NEW YORK - Howard Lutnick, chief executive of bond brokerage Cantor Fitzgerald, didn't make it to work on time because he took his son to his first day of kindergarten.
And thus, he was not counted among 700 New York-based employees of the company's World Trade Center headquarters who perished in Tuesday's attack when American Airlines Flight 11 en route from Boston to Los Angeles sliced through the north tower.
Cantor is one of the world's largest fixed-income interdealer brokers. Of its more than 2300 employees worldwide, about 1000 occupied floors 101 to 105 of the World Trade Center's north tower. About 700 of those employees, including Mr Lutnick's brother, who worked on floor 103, are believed to have perished. About 270 survived.
"I didn't go in early that morning," a teary Mr Lutnick told ABC-TV.
"My little boy ... it was his first day of kindergarten. I took him for the first day of big boy school and because of that I was late to the office."
Mr Lutnick said he was on the way into the building when all hell broke loose. He stood by the door asking people to call out their floor numbers as they ran out. Ninety-one was the highest number he heard before the other tower collapsed.
People were screaming and running out of the building and he saw the second tower collapse above him.

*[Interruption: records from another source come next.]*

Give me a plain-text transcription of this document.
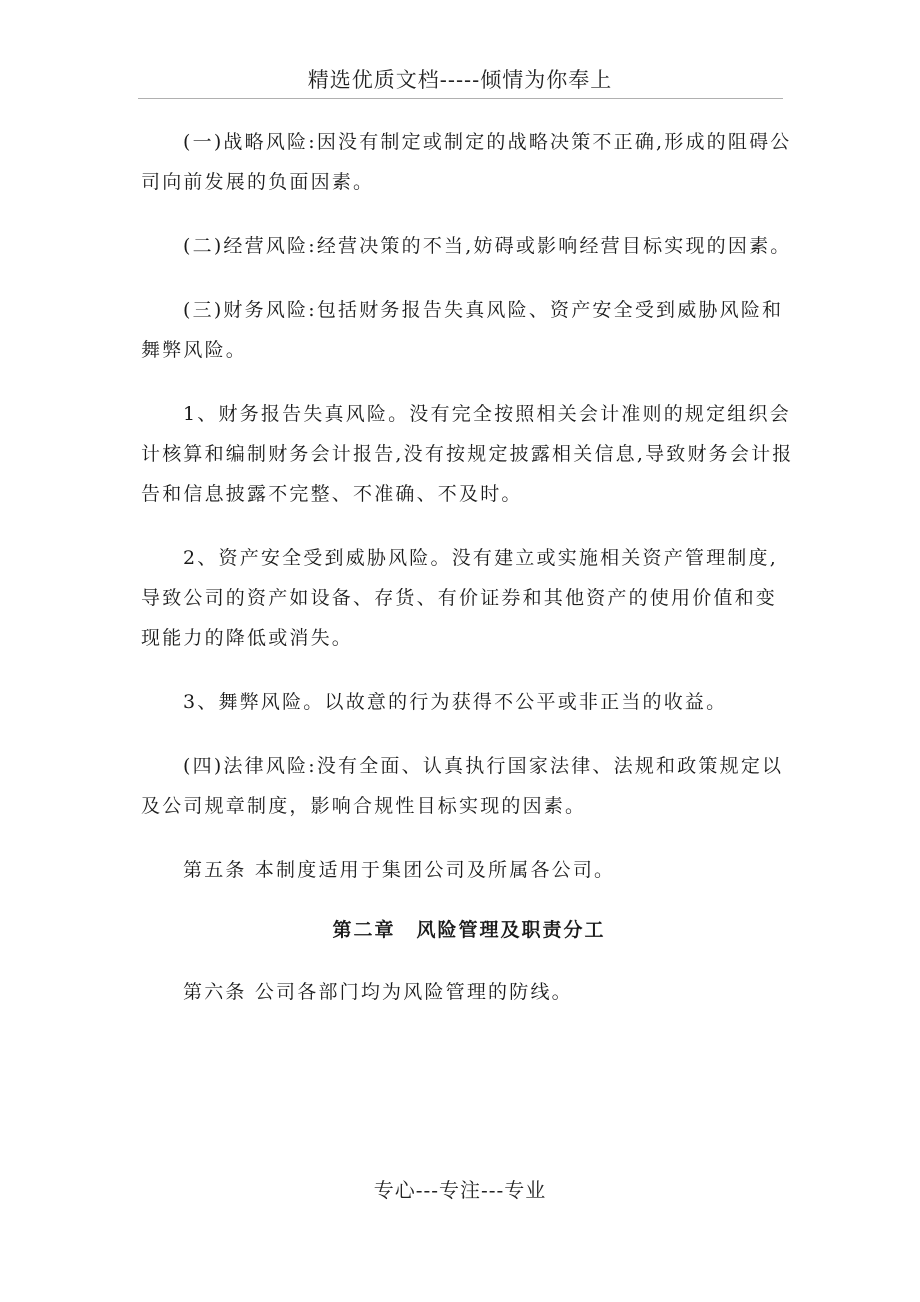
精选优质文档-----倾情为你奉上

(一)战略风险:因没有制定或制定的战略决策不正确,形成的阻碍公司向前发展的负面因素。

(二)经营风险:经营决策的不当,妨碍或影响经营目标实现的因素。

(三)财务风险:包括财务报告失真风险、资产安全受到威胁风险和舞弊风险。

1、财务报告失真风险。没有完全按照相关会计准则的规定组织会计核算和编制财务会计报告,没有按规定披露相关信息,导致财务会计报告和信息披露不完整、不准确、不及时。

2、资产安全受到威胁风险。没有建立或实施相关资产管理制度,导致公司的资产如设备、存货、有价证券和其他资产的使用价值和变现能力的降低或消失。

3、舞弊风险。以故意的行为获得不公平或非正当的收益。

(四)法律风险:没有全面、认真执行国家法律、法规和政策规定以及公司规章制度，影响合规性目标实现的因素。

第五条 本制度适用于集团公司及所属各公司。

第二章　风险管理及职责分工

第六条 公司各部门均为风险管理的防线。

专心---专注---专业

"I turned around and ran," he said.
"I was standing underneath the building like an idiot," he said. "I touched my eye. I couldn't see my hand. I could feel the particles in the air ... I was just standing there thinking that I can't believe it.
"Four hours I walked. I just walked."
Mr Lutnick said he spoke to two employees who were badly burned and hospitalised. He was praying for them "to pull through and be strong."
He said that Cantor employees in Los Angeles and London were on conference calls with employees in New York at the time of the attack and listened in horror as people screamed before lines went dead. "They couldn't go down, they couldn't go up," he said.
The incident, said Mr Lutnick, has permanently changed him.
"My view of business is different. I need to try to be successful in business so I can take care of 700 families who are dreaming to find someone.
"I have a different kind of drive. ... I can kiss my kids tonight. But other people won't get to kiss their kids."
To that end, Mr Lutnick posted his home telephone number on his company website and has been taking calls from relatives of his employees at all hours of the night. "Women are calling me ... They don't know how to pay their mortgage and they don't know what they're going to do," he said.
About 200 other New York-based employees want to work, he said, because they want to stay occupied.
"It's amazing," he said, of his employees. "Three hundred people lost all their friends. They lost the person to their left, the person to their right. They call me up and say 'I want to go to work ... I can't stay home.'
"I have to do something," Mr Lutnick said, "for the 700 families.
"Seven hundred families ... seven hundred families. I can't say it without crying."